Джейс вопрошающе на меня смотрит. Я роюсь в багажнике «жука».
– Переодевайся и догоняй нас, – велит мне Джейс. – Пошли плавать, Тим!
Я перебираю содержимое багажника, и под футбольными мячами, клюшками для лакросса, бутылками из-под воды и обертками протеиновых батончиков нахожу то, что имел в виду Джейс. Друг к другу подходят лишь два крошечных кусочка черного кожзама. Помимо них попадаются шорты нашей футбольной команды и слитный купальник, по размеру в самый раз для Пэтси. Наверное, его носит Элис.
В итоге я надеваю черный кожзам, беру полотенце и с невозмутимым видом направляюсь к воде.
Далеко не ухожу.
Завидев меня, Джейс краснеет и пятится на глубину, а Тим восклицает:
– Женщина-кошка, черт тебя дери!
– Это купальник Элис, – поясняю я. – Поплыли!
* * *
Остаток дня проходит в безделье. Мы с Тимом и Джейсом лежим у воды, едем в «Клэм Шэк» за хот-догами, снова лежим у воды. Наконец мы возвращаемся к Гарреттам и располагаемся у бассейна.
Рядом с нами устраивается Джордж:
– Саманта, мне нравится твой купальник, но ты в нем похожа на вампира. А ты знаешь, что есть летучие мыши, которых называют вампирами? Ты видела таких? Знаешь, что в волосах у человека они не запутываются? Это все сказки. На самом деле мыши-вампиры очень милые. Пьют они в основном у коров, но не молоко, а кровь.
– Нет, таких летучих мышей я не видела, – отвечаю я. – И не горю желанием с ними знакомиться, пусть даже они очень милые.
Хлопает дверь черного хода, и к бассейну выходит сияющая Энди. Она садится у забора и театрально закатывает глаза:
– Это наконец случилось.
– Кайл Комсток? – спрашиваю я.
– Да! Он наконец поцеловал меня. Это было… – Энди делает паузу. – Немного больно? У Кайла тоже пластинка. Он перед всеми меня поцеловал. Сразу после парада. Этот поцелуй я запомню навечно. О нем буду думать, когда в последний раз закрою глаза. Потом мы купили мороженое, и Кайл поцеловал меня снова. Потом снова, когда…
– Мы поняли, – перебивает Джейс. – Энди, я рад за тебя.
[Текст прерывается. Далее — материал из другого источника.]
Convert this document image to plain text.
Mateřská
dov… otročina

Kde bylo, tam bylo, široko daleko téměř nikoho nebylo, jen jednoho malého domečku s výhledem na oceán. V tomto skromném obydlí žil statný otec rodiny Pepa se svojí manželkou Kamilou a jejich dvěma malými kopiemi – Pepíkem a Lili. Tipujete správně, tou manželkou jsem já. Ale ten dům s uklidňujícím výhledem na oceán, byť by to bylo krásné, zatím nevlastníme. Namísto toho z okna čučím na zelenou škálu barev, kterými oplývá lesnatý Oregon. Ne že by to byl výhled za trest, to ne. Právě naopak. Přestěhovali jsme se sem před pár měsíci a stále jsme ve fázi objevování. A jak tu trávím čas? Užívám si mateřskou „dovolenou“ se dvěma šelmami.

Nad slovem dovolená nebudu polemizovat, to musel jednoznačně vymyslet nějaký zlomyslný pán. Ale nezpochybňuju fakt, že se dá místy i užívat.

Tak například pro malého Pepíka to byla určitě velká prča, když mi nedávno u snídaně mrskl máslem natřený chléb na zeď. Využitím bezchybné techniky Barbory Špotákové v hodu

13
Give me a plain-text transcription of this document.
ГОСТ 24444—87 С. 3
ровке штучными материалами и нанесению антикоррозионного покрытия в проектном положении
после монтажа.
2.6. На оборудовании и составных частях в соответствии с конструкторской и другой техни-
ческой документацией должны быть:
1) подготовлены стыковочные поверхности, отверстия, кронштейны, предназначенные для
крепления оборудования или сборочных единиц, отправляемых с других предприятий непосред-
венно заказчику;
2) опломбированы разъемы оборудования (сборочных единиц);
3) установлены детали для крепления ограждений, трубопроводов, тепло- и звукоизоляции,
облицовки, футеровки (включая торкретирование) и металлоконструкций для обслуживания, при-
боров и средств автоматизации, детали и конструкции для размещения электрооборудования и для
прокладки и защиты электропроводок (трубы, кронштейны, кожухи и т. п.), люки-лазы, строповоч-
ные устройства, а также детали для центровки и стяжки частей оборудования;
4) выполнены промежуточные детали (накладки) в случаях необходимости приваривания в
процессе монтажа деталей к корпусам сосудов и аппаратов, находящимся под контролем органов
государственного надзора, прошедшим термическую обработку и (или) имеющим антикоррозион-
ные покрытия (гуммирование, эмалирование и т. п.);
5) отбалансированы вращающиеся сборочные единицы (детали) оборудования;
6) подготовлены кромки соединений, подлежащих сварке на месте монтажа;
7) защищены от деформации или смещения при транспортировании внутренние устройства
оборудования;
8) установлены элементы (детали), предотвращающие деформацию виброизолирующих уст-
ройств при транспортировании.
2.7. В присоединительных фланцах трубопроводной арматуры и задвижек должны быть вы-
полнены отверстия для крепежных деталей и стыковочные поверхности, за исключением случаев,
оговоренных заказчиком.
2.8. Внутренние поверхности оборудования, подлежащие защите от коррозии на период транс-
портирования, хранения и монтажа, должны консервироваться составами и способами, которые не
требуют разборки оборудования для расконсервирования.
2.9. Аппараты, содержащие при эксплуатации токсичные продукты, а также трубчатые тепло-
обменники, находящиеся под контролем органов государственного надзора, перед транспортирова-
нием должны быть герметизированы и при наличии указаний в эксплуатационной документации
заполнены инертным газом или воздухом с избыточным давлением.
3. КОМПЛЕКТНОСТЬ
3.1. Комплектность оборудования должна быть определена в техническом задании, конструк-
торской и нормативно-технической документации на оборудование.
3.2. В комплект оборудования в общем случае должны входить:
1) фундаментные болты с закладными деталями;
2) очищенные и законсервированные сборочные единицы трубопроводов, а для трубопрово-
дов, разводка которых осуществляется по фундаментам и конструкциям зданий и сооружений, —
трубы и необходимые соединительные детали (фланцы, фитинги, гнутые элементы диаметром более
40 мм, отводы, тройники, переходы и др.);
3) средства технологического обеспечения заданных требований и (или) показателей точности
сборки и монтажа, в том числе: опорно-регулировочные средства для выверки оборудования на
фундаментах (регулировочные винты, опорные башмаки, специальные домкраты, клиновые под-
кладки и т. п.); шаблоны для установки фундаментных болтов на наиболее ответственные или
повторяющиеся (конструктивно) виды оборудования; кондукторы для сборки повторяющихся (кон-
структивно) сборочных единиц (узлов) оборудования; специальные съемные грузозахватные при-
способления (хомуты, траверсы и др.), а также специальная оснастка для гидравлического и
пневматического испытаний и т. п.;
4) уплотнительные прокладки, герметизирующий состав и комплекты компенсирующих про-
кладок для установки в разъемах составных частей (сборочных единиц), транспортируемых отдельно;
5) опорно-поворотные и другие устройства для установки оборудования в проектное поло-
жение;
– А теперь что? – с тревогой спрашивает девчонка. – В следующий раз Кайл засунет в меня язык?
– Неужели он в этот раз не засунул? – недоумевает Тим. – Боже мой!
– Нет, не засунул. А должен был? Мы целовались неправильно?
– Энди, в таких вещах правил нет. – Джейс вытягивается на полотенце рядом со мной и с Джорджем.
– И напрасно, – заявляет Энди. – Как нам во всем разобраться? Это же не то что целовать столбик кровати. Или зеркало в ванной.
Джейс и Тим прыскают от смеха.
– Языка там нет, – бормочет Джейс.
– Только твой собственный. Поцелуи соло – кайф тот еще! – смеется Тим.
– Энди, а зачем целовать столбик кровати? Это же фу-у-у! – Джордж морщит нос.
Энди с досадой смотрит на парней и возвращается в дом.
Из внутреннего кармана пиджака Тим вытаскивает пачку сигарет и вытряхивает одну на ладонь. Глаза у Джорджа становятся совсем круглыми.
– Это сигареты? – удивляется он.
– Да, – немного смутившись, отвечает Тим. – Ты не возражаешь?
– Ты умрешь, если выкуришь сигарету. Твои легкие почернеют и сморщатся. А потом ты умрешь. – Джордж чуть не плачет. – Не умирай! Я не хочу видеть, как ты умираешь! Я видел, как умирает хомячок Джейса. Он не двигался, глаза остались открытыми, но уже не блестели.
Лицо у Тима становится непроницаемым Он смотрит на Джейса, словно просит помочь, но Джейс спокойно встречает его взгляд.
– Черт! – Тим засовывает сигарету обратно в пачку, подходит к бассейну и ныряет на глубину.
Джордж поворачивается ко мне:
– Что это значит? Это значит «да» или «нет»?
Миссис Гарретт выглядывает из-за двери черного хода:
– Джейс, измельчитель отходов снова сломался. Поможешь мне?
По словам миссис Гарретт, петарды у них есть благодаря ее брату Хэнку, который живет на юге и каждый год нелегально переправляет их в Коннектикут. Поэтому с наступлением темноты мы все собираемся на лужайке у Гарреттов.
– Джек, пожалуйста, осторожнее, руки не обожги! – кричит миссис Гарретт. – Почему мне нужно об этом просить? Да еще каждый год!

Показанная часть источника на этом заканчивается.